Namun, ironisnya, warganya sendiri tidak bisa menikmati pendidikan tinggi. Mengutip dari bernas.id, Drs. H.A. Hafidh Asrom MM, selaku anggota komite III DPD/MPR RI menyatakan bahwa sebagian besar remaja di Jogja (DIY) yang telah lulus SMA sederajat, banyak yang gagal melanjutkan studi ke perguruan tinggi.
Faktor biaya menjadi kendala utamanya. Dia juga memaparkan data, bahwa salah satunya terjadi Kabupaten Sleman, pada 2022, dari sekitar 20 ribu lulusan SMA/SMK, tidak lebih dari 10 ribu yang meneruskan ke perguruan tinggi. Pernyataan tersebut sesuai dengan persentase warga DIY yang mengenyam pendidikan tinggi kurang dari 12%.
Untuk mengatasi permasalahan tersebut, Hafidh Asrom menggagas agar masing-masing kampus memberikan kuota 1% beasiswa “istimewa khusus” bagi warga Jogja. Menurutnya, dengan demikian, akan ada sekitar 300 warga DIY yang bisa melanjutkan studi ke PT dengan biaya ringan atau gratis.

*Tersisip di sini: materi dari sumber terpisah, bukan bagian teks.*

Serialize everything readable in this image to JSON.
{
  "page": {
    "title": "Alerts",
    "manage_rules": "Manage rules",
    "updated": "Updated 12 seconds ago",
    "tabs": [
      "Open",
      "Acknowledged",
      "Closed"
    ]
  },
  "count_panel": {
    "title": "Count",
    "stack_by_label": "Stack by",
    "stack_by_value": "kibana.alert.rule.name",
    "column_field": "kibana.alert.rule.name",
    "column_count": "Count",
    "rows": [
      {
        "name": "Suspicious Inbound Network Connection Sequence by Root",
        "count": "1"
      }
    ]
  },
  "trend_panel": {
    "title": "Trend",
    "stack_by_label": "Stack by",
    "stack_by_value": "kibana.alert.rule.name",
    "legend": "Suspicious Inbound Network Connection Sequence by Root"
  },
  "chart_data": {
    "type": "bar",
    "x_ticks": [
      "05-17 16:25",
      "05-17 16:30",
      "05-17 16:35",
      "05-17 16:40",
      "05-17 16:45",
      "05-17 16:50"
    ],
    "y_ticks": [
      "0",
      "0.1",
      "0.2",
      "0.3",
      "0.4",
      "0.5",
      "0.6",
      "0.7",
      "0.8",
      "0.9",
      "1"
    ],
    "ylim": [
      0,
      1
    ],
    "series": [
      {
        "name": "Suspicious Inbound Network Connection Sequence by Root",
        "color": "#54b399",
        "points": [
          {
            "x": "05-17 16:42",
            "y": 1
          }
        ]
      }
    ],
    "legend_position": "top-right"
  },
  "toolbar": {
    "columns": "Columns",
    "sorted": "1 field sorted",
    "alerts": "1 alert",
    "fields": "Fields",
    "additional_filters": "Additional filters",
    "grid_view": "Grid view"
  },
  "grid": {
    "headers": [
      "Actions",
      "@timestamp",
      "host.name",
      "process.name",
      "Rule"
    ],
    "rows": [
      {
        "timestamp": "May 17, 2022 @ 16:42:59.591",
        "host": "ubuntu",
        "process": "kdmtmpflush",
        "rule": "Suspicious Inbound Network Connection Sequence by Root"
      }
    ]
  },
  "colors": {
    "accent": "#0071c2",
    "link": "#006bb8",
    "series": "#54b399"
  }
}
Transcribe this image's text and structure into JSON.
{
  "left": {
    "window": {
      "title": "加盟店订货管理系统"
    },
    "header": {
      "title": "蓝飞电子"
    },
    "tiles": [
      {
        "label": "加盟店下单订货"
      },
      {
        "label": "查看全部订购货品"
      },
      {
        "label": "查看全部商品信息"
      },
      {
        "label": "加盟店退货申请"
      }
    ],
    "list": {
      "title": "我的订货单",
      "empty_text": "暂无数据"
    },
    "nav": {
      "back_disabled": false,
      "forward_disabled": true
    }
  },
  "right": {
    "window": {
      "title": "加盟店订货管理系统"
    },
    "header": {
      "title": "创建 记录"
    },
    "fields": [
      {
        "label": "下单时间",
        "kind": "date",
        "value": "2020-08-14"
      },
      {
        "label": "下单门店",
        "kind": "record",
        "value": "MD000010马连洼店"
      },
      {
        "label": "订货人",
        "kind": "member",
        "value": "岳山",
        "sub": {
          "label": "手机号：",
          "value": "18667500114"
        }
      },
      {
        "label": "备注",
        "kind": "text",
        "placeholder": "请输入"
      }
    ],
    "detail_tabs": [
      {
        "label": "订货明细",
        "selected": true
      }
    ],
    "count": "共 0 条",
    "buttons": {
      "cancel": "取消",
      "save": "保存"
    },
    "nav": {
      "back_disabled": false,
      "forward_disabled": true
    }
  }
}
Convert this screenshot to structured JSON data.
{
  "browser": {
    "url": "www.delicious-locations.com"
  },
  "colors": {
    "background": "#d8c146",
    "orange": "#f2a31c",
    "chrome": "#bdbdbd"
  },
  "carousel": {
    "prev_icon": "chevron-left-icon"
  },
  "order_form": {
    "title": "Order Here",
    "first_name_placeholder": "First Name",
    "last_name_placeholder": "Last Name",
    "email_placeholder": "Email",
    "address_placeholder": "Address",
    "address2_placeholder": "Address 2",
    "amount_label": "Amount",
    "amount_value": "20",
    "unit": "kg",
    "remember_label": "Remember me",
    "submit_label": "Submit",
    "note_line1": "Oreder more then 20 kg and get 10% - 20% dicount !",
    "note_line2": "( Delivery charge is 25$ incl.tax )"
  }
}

Biaya pendidikan tinggi semakin tidak terjangkau oleh warga asli Jogja
Kita tidak bisa memungkiri bahwa biaya pendidikan dan biaya hidup memang terus melambung. Terlebih lagi Jogja juga pernah menjadi salah satu provinsi termiskin. Tidak heran, karena Upah Minimum Kabupaten/Kota (UMK) di DIY pun juga tergolong rendah.
Bahkan hasil survei yang dilakukan oleh Majelis Pekerja Buruh Indonesia (MPBI) DIY tentang nilai Kebutuhan Hidup Layak (KHL) wilayah DIY per Oktober 2023 justru lebih tinggi daripada UMK yang berlaku. Hasil survei tersebut menunjukkan bahwa pendapatan buruh di Jogja sangat jauh dari standar nilai KHL Jogja.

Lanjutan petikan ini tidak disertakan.